Students also are being encouraged to participate in the exhibition through a project known as the "The Grand Challenge."

Through the project, students are encouraged to produce their best artwork, which will be judged at the Baltimore museum on Jan. 8.

Students producing the best piece will win a expenses-paid trip to the Victoria and Albert Museum.

Two art classes from South Hagerstown High School and Smithsburg High School have entered artwork in the competition.

In Fay Wastler's art class at South Hagerstown, students took a coffee table they found at the Union Rescue Mission and transformed it into a story about Hagerstown's transportation industry.

On top of the table are 12 pieces of tile, each containing a picture of a type of transportation made in Hagerstown. The images show old Crawford and Pope cars once made in town, Fairchild aircraft and Western Maryland train cars.

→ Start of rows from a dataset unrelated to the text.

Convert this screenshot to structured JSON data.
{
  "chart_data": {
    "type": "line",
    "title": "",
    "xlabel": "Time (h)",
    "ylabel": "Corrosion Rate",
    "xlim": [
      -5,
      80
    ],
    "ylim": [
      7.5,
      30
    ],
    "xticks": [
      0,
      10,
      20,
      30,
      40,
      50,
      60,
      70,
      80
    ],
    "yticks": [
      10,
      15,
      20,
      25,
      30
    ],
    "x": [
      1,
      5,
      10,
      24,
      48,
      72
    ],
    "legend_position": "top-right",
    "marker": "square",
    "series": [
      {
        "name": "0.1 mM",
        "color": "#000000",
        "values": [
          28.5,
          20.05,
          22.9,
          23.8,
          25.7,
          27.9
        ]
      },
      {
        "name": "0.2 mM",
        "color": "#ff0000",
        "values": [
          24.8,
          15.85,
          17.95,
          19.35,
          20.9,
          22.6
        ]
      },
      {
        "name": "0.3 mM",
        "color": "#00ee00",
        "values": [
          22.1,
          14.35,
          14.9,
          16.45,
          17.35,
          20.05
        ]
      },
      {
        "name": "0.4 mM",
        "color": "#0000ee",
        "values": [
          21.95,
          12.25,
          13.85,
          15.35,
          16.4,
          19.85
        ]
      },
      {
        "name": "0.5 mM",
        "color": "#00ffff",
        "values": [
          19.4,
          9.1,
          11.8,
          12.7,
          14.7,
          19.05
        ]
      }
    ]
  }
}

"They painted it beautifully. It was exquisite," said Wastler.

Students in Ragan Rodgers' art class at Smithsburg High gave an ecology lesson with their creation. The students created a 22-inch tall image of a man walking with a child.

The man is holding up the planet Earth, and the child is walking behind him picking up pieces that are falling off the sphere, which symbolizes environmental breakdown, said Rodgers.

"The things that were created were incredible as far as imagination," said Stacey Shelnut, assistant director for the education and community department of The Baltimore Museum of Art.

Schools across the state were invited to participate in the contest. The student works are on the lower level of the museum and the art of the Victoria and Albert Museum collection are on the main floor, Shelnut said.